2016 novel by Jay Kristoff

Nevernight is a 2016 adult, dark fantasy novel by Jay Kristoff. It is the first installment in the Nevernight Chronicle. Set in the Republic of Itreya, it follows fledgling assassin Mia Corvere seeking revenge for her family.

==Synopsis==
The book follows assassin Mia Corvere as she seeks revenge against the most powerful people in the Republic of Itreya for destroying her family. After training under the tutelage of former assassin Mercurio, she trains at the Red Church to become an assassin, while also learning to master her abilities as a Darkin, a mysterious being who can control shadows. Her powers are limited by the fact that the world has three suns, and night only occurs every two and a half years.

==Characters==
- Mia Corvere: The main protagonist, the last daughter of House Corvere who seeks to avenge her family, also a Darkin accompanied by her familiar Mister Kindly.
- Tric: A Dweymeri bastard, acolyte of the Red Church and Mia's love interest.
- Ashlin Jarnheim: An acolyte of the Red Church and a daughter of a former assassin who befriends Mia and Tric.
- Mercurio: A former assassin of the Red Church, Mia's mentor and adopted father.
- The Ministry: Mother Drusilla, Solis, Mouser, SpiderKiller, and Aelea, the leaders and teachers of the Red Church.
- Hush: A mute acolyte of the Red Church.
- Marius and Marielle: Twin albino sorcerers employed by the Red Church.
- Lord Cassius: Head of the Red Church and a Darkin accompanied by his familiar Eclipse.
- Chronicler Aelius: The centuries-old librarian of the Red Church.
- Markus Remus: Commanding officer for the Illuminati legionnaires who Mia seeks to kill.

==Reception==
Nevernight received mostly positive reviews from critics, with praise for its worldbuilding, heroine and writing style. The book earned Kristoff his second David Gemmell Awards nomination, and won the 2016 Aurealis Award for Best Fantasy Novel.

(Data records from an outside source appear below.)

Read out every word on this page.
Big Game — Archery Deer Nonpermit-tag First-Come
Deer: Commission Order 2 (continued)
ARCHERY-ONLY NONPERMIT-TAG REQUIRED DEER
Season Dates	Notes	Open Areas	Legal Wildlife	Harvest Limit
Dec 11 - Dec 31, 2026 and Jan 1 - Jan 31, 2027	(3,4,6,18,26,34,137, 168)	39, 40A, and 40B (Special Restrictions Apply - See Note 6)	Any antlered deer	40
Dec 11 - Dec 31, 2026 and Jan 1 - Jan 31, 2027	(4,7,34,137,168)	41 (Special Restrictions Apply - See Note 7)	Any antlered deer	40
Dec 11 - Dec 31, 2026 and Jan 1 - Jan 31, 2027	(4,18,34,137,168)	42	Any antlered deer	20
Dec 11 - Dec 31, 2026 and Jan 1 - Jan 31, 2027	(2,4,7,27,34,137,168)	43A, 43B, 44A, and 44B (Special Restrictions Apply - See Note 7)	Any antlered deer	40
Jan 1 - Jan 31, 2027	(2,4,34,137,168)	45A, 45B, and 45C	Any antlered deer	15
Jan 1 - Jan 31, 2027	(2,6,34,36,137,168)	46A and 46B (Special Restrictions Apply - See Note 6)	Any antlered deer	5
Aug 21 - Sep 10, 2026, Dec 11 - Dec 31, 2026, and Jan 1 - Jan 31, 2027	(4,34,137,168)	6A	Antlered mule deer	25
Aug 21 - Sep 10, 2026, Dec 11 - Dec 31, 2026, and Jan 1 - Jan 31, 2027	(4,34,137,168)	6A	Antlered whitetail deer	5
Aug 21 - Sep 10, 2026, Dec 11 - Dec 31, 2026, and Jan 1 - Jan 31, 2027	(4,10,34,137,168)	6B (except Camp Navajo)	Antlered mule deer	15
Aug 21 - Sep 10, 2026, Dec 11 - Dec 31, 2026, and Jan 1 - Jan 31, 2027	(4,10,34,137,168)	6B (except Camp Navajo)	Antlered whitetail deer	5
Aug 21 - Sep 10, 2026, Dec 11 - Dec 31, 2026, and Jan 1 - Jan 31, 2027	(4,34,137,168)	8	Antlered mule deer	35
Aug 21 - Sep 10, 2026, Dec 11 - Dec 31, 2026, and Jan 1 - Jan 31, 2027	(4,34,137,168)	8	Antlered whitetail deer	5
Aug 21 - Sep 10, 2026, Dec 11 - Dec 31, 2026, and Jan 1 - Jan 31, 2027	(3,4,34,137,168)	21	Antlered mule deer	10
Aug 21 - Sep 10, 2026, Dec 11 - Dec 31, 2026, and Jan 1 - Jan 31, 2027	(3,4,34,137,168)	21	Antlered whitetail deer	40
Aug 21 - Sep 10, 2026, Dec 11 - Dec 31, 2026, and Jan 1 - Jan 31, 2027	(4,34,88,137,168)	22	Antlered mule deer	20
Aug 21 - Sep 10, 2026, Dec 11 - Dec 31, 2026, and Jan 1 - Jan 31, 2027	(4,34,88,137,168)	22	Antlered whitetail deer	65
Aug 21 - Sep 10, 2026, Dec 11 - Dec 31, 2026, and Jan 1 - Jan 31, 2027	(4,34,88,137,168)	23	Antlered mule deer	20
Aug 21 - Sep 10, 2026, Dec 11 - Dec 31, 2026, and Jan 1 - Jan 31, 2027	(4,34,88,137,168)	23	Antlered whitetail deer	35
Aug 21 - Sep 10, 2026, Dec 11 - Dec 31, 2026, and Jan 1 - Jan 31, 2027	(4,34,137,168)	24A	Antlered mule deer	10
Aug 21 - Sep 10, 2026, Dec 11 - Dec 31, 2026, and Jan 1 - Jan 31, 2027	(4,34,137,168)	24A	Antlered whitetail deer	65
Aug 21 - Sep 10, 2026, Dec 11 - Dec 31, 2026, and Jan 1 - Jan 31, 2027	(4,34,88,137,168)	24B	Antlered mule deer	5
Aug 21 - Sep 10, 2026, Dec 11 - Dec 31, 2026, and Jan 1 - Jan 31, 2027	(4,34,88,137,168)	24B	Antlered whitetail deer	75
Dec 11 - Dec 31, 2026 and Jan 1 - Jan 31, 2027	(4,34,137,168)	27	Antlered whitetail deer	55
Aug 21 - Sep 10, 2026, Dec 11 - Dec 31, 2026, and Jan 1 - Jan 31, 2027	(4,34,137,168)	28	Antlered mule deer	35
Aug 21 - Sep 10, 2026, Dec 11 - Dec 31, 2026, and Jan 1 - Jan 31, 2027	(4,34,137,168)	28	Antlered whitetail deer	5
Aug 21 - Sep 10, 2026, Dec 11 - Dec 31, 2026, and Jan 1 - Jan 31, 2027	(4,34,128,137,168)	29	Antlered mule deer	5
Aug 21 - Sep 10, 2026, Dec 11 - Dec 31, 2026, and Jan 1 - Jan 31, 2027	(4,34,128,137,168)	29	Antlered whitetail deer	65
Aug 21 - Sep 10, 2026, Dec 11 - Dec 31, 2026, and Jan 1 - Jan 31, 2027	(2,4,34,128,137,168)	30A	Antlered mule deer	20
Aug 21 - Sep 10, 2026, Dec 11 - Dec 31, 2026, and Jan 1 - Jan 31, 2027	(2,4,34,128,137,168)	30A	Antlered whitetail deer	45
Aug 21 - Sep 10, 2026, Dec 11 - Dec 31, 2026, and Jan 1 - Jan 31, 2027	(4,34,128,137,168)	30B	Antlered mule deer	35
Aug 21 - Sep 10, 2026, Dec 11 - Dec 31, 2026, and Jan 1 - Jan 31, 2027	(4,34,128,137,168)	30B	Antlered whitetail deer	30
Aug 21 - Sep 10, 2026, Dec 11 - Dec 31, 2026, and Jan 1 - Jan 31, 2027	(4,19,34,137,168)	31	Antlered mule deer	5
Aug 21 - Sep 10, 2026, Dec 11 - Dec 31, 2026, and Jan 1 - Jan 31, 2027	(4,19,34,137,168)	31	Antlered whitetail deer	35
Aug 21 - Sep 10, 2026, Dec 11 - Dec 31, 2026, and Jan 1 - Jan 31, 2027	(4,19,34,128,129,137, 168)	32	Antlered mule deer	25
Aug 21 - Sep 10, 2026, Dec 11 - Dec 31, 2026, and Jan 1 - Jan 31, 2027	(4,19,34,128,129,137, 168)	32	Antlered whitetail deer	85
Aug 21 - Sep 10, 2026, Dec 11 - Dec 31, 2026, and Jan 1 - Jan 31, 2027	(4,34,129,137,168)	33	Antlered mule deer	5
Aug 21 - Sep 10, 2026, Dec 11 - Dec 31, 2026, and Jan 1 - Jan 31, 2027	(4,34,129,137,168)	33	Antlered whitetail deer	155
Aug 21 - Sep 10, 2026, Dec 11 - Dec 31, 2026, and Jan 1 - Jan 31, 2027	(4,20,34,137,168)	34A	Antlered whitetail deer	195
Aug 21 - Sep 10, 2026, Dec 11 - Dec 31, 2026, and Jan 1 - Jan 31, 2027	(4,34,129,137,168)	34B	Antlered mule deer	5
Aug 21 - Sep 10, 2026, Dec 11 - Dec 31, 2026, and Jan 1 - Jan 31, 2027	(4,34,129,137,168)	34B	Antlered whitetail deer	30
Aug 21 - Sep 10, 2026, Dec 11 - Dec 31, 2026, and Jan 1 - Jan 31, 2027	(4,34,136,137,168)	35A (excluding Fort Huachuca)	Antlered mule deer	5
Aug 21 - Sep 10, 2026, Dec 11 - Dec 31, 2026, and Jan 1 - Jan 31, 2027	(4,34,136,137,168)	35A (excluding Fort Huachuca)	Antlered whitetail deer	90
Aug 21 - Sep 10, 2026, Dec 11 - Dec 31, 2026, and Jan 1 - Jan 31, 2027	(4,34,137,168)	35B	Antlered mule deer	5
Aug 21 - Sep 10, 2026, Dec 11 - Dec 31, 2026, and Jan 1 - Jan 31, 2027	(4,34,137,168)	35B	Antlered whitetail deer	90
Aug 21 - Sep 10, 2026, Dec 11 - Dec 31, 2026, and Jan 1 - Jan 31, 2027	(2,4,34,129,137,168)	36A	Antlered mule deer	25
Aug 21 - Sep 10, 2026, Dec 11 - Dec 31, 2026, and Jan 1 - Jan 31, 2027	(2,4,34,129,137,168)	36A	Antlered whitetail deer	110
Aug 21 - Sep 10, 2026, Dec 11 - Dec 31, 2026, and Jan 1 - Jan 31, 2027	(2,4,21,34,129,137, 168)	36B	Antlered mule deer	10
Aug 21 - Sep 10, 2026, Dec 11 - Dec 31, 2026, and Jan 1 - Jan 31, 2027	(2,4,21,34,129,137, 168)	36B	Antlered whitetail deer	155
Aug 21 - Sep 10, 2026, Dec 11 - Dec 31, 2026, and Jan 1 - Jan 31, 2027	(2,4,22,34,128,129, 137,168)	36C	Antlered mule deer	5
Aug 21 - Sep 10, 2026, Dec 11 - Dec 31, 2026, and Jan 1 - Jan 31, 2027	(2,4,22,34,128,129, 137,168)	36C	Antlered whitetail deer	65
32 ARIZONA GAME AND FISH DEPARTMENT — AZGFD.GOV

Publishers Weekly gave the book a positive review, writing that it balanced "beauty and decay" and "the ancient and the magical" as the story unfolded. The book received four out of five stars from Becky Vosburg of Seattle Book Review.

==Adaptation==
In 2019, an adaptation of the book was created with funding assistance from Screen Australia. A three-part mini-series based on the first several chapters of Nevernight was released on YouTube in 2019.